Publication

Article

NeurologyLive

October 2019
Volume2
Issue 6

Seeking the True Pathogenesis of Alzheimer Disease

Bogged down by a decades-long chase for a common pathology, investigators exploring alternative and complimentary theories are pushing to extend their time in the spotlight.

George Perry, PhD

George Perry, PhD

One of the greatest and most persistant challenges in the prevention and treatment of Alzheimer disease (AD) is difficulty in understanding its pathology1 and establishing consensus between researchers and clinicians on the topic. It has become increasingly clear that AD is multifactorial and that pursuing a singular pathology may be misguided. “There may be numerous insults that all lead to AD pathology,” George Perry, PhD, Semmes Foundation Distinguished University Chair in Neurobiology at the University of Texas at San Antonio, said in an interview with NeurologyLiveTM. “The field has been chasing a common patho- genesis when what we observe is a common response. We would not expect inflammation to have a single cause, so why would we expect the same for AD pathology?”

The Amyloid Hypothesis

Among the changes associated with AD that occur in the brain, 2 have sparked particular interest among researchers: the accumulation of amyloid-β, whose plaques impair communication between neurons at synapses and contribute to neuronal damage, and the build up of twisted strands of tau proteins within neurons, restricting the transport of nutrients and other molecules. Referred to as the amyloid hypothesis or amyloid cascade hypothesis,2,3 the toxicity of these amyloid plaques and tau tangles is thought to trigger an inflammatory response, resulting in cell death, brain atrophy, and functional degeneration.
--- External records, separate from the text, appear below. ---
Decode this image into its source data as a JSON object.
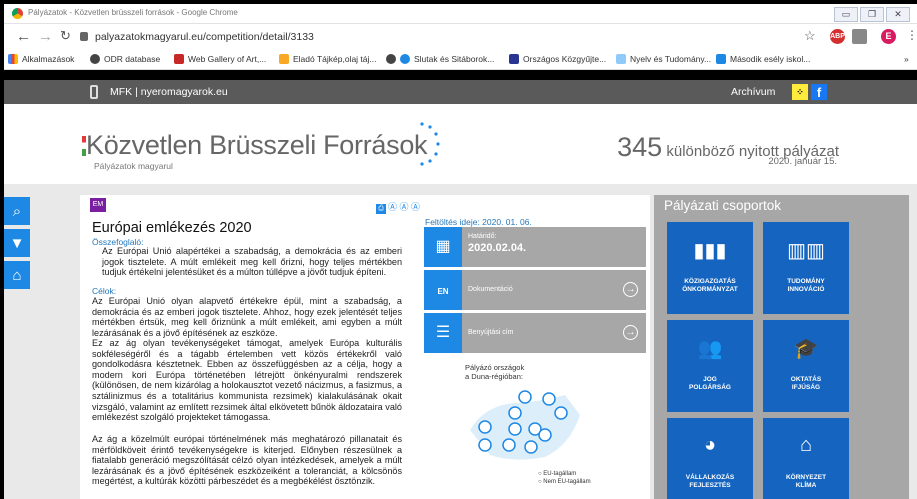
{
  "window": {
    "title": "Pályázatok - Közvetlen brüsszeli források - Google Chrome"
  },
  "browser": {
    "url": "palyazatokmagyarul.eu/competition/detail/3133",
    "bookmarks": [
      "Alkalmazások",
      "ODR database",
      "Web Gallery of Art,...",
      "Eladó Tájkép,olaj táj...",
      "Slutak és Sitáborok...",
      "Országos Közgyűjte...",
      "Nyelv és Tudomány...",
      "Második esély iskol..."
    ],
    "profile_initial": "E",
    "abp": "ABP"
  },
  "site": {
    "topbar_link": "MFK | nyeromagyarok.eu",
    "archive": "Archívum",
    "facebook": "f"
  },
  "header": {
    "logo": "Közvetlen Brüsszeli Források",
    "sublogo": "Pályázatok magyarul",
    "open_count": "345",
    "open_label": "különböző nyitott pályázat",
    "date": "2020. január 15."
  },
  "article": {
    "tag": "EM",
    "title": "Európai emlékezés 2020",
    "summary_label": "Összefoglaló:",
    "summary": "Az Európai Unió alapértékei a szabadság, a demokrácia és az emberi jogok tisztelete. A múlt emlékeit meg kell őrizni, hogy teljes mértékben tudjuk értékelni jelentésüket és a múlton túllépve a jövőt tudjuk építeni.",
    "goals_label": "Célok:",
    "goals_p1": "Az Európai Unió olyan alapvető értékekre épül, mint a szabadság, a demokrácia és az emberi jogok tisztelete. Ahhoz, hogy ezek jelentését teljes mértékben értsük, meg kell őriznünk a múlt emlékeit, ami egyben a múlt lezárásának és a jövő építésének az eszköze.",
    "goals_p2": "Ez az ág olyan tevékenységeket támogat, amelyek Európa kulturális sokféleségéről és a tágabb értelemben vett közös értékekről való gondolkodásra késztetnek. Ebben az összefüggésben az a célja, hogy a modern kori Európa történetében létrejött önkényuralmi rendszerek (különösen, de nem kizárólag a holokausztot vezető nácizmus, a fasizmus, a sztálinizmus és a totalitárius kommunista rezsimek) kialakulásának okait vizsgáló, valamint az említett rezsimek által elkövetett bűnök áldozataira való emlékezést szolgáló projekteket támogassa.",
    "goals_p3": "Az ág a közelmúlt európai történelmének más meghatározó pillanatait és mérföldköveit érintő tevékenységekre is kiterjed. Előnyben részesülnek a fiatalabb generáció megszólítását célzó olyan intézkedések, amelyek a múlt lezárásának és a jövő építésének eszközeiként a toleranciát, a kölcsönös megértést, a kultúrák közötti párbeszédet és a megbékélést ösztönzik."
  },
  "details": {
    "upload_label": "Feltöltés ideje: 2020. 01. 06.",
    "deadline_label": "Határidő:",
    "deadline": "2020.02.04.",
    "docs": "Dokumentáció",
    "submit": "Benyújtási cím",
    "doc_badge": "EN",
    "map_caption": "Pályázó országok\na Duna-régióban:",
    "legend_eu": "EU-tagállam",
    "legend_noneu": "Nem EU-tagállam"
  },
  "groups": {
    "title": "Pályázati csoportok",
    "tiles": [
      {
        "label": "KÖZIGAZGATÁS\nÖNKORMÁNYZAT",
        "icon": "bar-chart-icon"
      },
      {
        "label": "TUDOMÁNY\nINNOVÁCIÓ",
        "icon": "books-icon"
      },
      {
        "label": "JOG\nPOLGÁRSÁG",
        "icon": "people-icon"
      },
      {
        "label": "OKTATÁS\nIFJÚSÁG",
        "icon": "graduation-icon"
      },
      {
        "label": "VÁLLALKOZÁS\nFEJLESZTÉS",
        "icon": "pie-chart-icon"
      },
      {
        "label": "KÖRNYEZET\nKLÍMA",
        "icon": "eco-house-icon"
      }
    ]
  },
  "colors": {
    "blue": "#1e88e5",
    "tile": "#1565c0",
    "gray": "#a7a7a7",
    "purple": "#7b1fa2"
  }
}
Endorsed by the Alzheimer’s Association2 and the National Institute on Aging (NIA),3 the amyloid hypothesis has been the primary target of numerous drug development pipelines, but with little success.4 Efforts to stop or reduce the production of amyloid beta or remove it from the brain have been attempted by using monoclonal antibodies (mABs) and gamma secretase inhibitors (GSIs),5 but no investigational therapy has hit its end point.4

“Targeting amyloid is appealing as a therapeutic target, as it is extra-neuronal and is associated with toxicity to the milieu,” wrote Marwan Sabbagh, MD, and colleagues in a 2017 review.4 “However, amyloid does not correlate with cognitive decline in the symptomatic phase of the dementia, which could explain why the mABs have not succeeded to date.”

Perry added that “amyloid is an antioxidant response to oxidative stress, so removal, especially during normal aging, could be detrimental. To advance AD research, we need to be more open to the biology of the brain.”
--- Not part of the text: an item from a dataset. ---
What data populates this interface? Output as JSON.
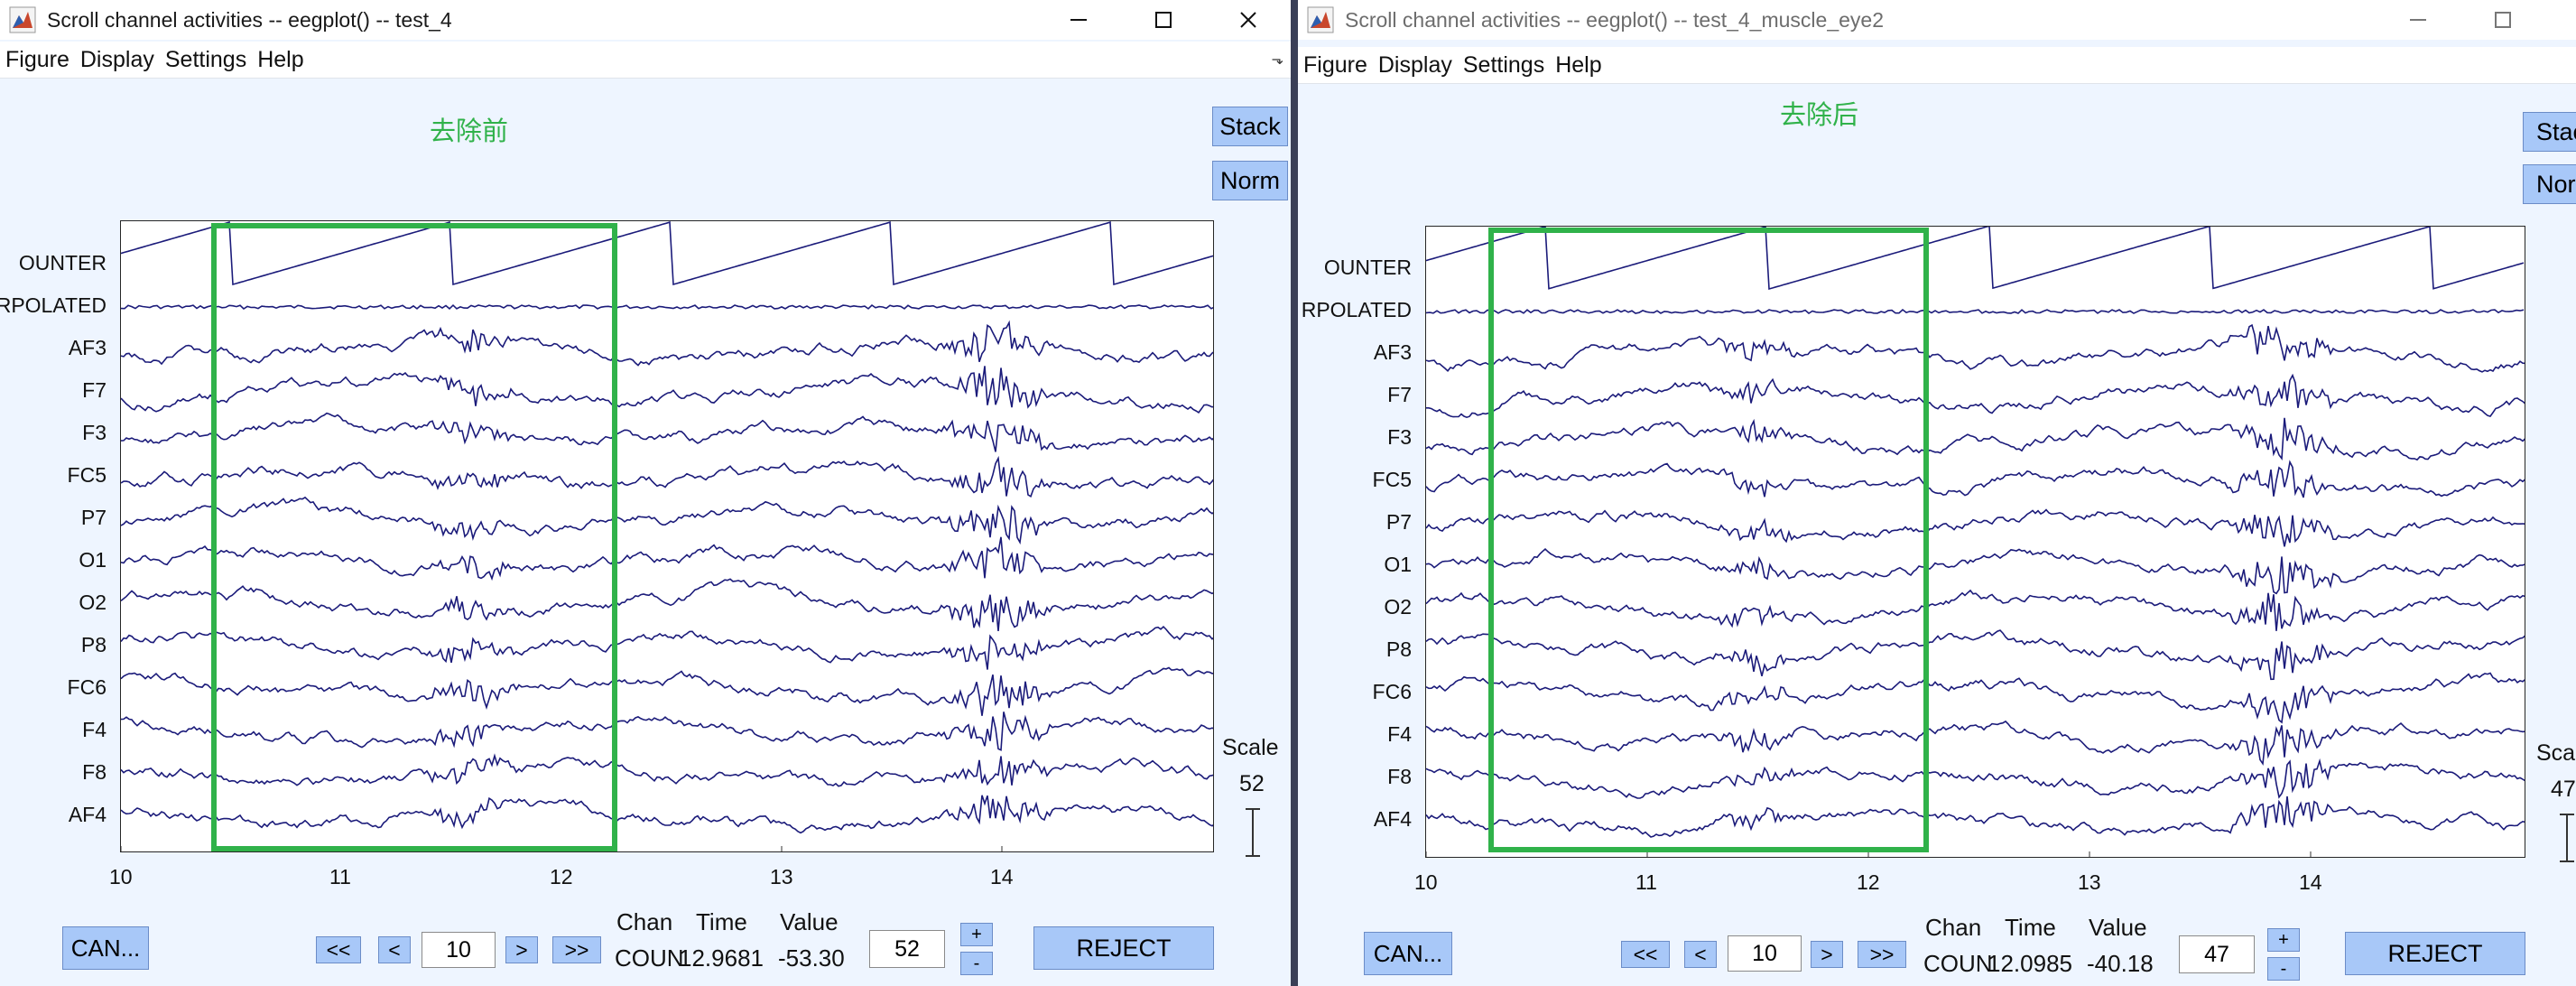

The Infectious Microbes Theory

Although the amyloid hypothesis has held sway for quite some time, alternative theories are being advocated for by AD researchers across the globe—some of whom support the amyloid hypothesis, some that oppose it in parts, and others that are independent of it.
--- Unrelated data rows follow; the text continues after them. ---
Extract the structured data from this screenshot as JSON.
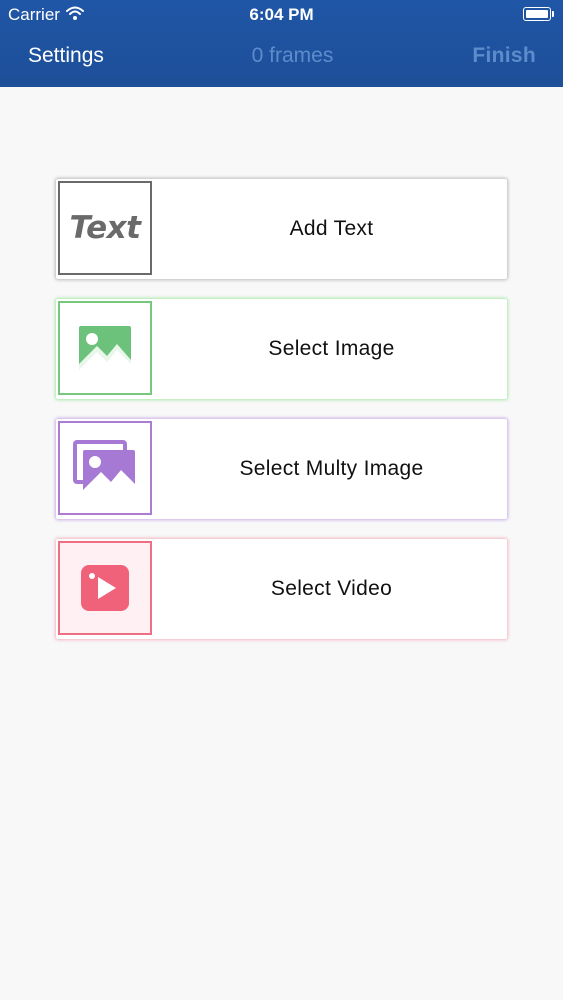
{
  "status_bar": {
    "carrier": "Carrier",
    "time": "6:04 PM",
    "wifi_icon": "wifi-icon",
    "battery_icon": "battery-icon"
  },
  "nav": {
    "left_label": "Settings",
    "title": "0 frames",
    "right_label": "Finish"
  },
  "actions": [
    {
      "label": "Add Text",
      "icon": "text-icon",
      "icon_text": "Text",
      "color": "#6a6a6a"
    },
    {
      "label": "Select Image",
      "icon": "image-icon",
      "color": "#76c87f"
    },
    {
      "label": "Select Multy Image",
      "icon": "multi-image-icon",
      "color": "#ac7bd3"
    },
    {
      "label": "Select Video",
      "icon": "video-icon",
      "color": "#ef6f82"
    }
  ],
  "colors": {
    "nav_bar": "#1f56a6",
    "nav_inactive_text": "#5d8ccc",
    "background": "#f8f8f9"
  }
}
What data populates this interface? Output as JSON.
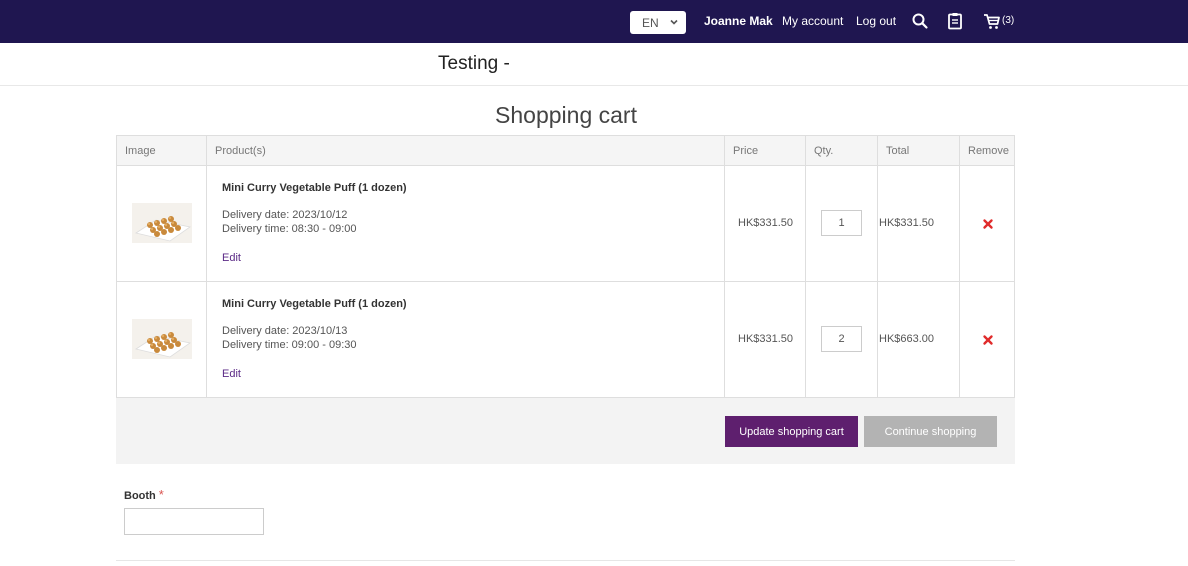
{
  "topbar": {
    "language": "EN",
    "user_name": "Joanne Mak",
    "my_account": "My account",
    "log_out": "Log out",
    "cart_count": "(3)",
    "icons": [
      "chevron-down-icon",
      "search-icon",
      "clipboard-icon",
      "cart-icon"
    ],
    "background": "#1f1650"
  },
  "store": {
    "title": "Testing -"
  },
  "page": {
    "title": "Shopping cart"
  },
  "cart": {
    "headers": {
      "image": "Image",
      "products": "Product(s)",
      "price": "Price",
      "qty": "Qty.",
      "total": "Total",
      "remove": "Remove"
    },
    "items": [
      {
        "name": "Mini Curry Vegetable Puff (1 dozen)",
        "delivery_date": "Delivery date: 2023/10/12",
        "delivery_time": "Delivery time: 08:30 - 09:00",
        "edit": "Edit",
        "price": "HK$331.50",
        "qty": "1",
        "total": "HK$331.50"
      },
      {
        "name": "Mini Curry Vegetable Puff (1 dozen)",
        "delivery_date": "Delivery date: 2023/10/13",
        "delivery_time": "Delivery time: 09:00 - 09:30",
        "edit": "Edit",
        "price": "HK$331.50",
        "qty": "2",
        "total": "HK$663.00"
      }
    ],
    "update_button": "Update shopping cart",
    "continue_button": "Continue shopping",
    "accent_color": "#5e1f6e",
    "remove_color": "#e02b2b"
  },
  "booth": {
    "label": "Booth",
    "required_mark": "*",
    "value": ""
  }
}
One theory of AD pathology, that the condition is caused by infectious microbes such as viruses, bacteria, and fungi, has faced significant criticism in the past. However, recent research has generated fresh interest in this theory.

Although the role of microbes in AD has been tossed around since the 1950s,5 the idea had little impact until it was resurrected by Ruth Itzhaki, PhD, MSc, MA, and her team at the University of Manchester. This first occurred in 1991 when they discovered herpes simplex virus type 1 (HSV1) DNA in the brains of elderly people, including patients with AD.6 The second instance was in 1997 when they proposed that carriers of the epsilon 4 allele of apolipoprotein E (APOE ε4) who have HSV1 present in their brains were at a significantly high risk of AD, whereas either of these features alone presented a much more insignificant risk.7

“We showed that although HSV1 was probably in a latent state, usually in the brain, it could be reactivated, leading to an active infection—although presumably one of limited extent,” Itzhaki told NeurologyLiveTM. “We suggested that this occurred intermittently, with damage accumulating and leading eventually to development of the disease. We discovered that HSV1 infection of cell cultures caused the accumulation of β-amyloid and AD-like tau and infection of mice led to deposits of beta amyloid in their brains. In AD brains, most of the viral DNA is localized within amyloid plaques. Treatment of HSV1-infected cells with antiviral agents greatly reduced the accumulation of beta amyloid and AD-like tau.”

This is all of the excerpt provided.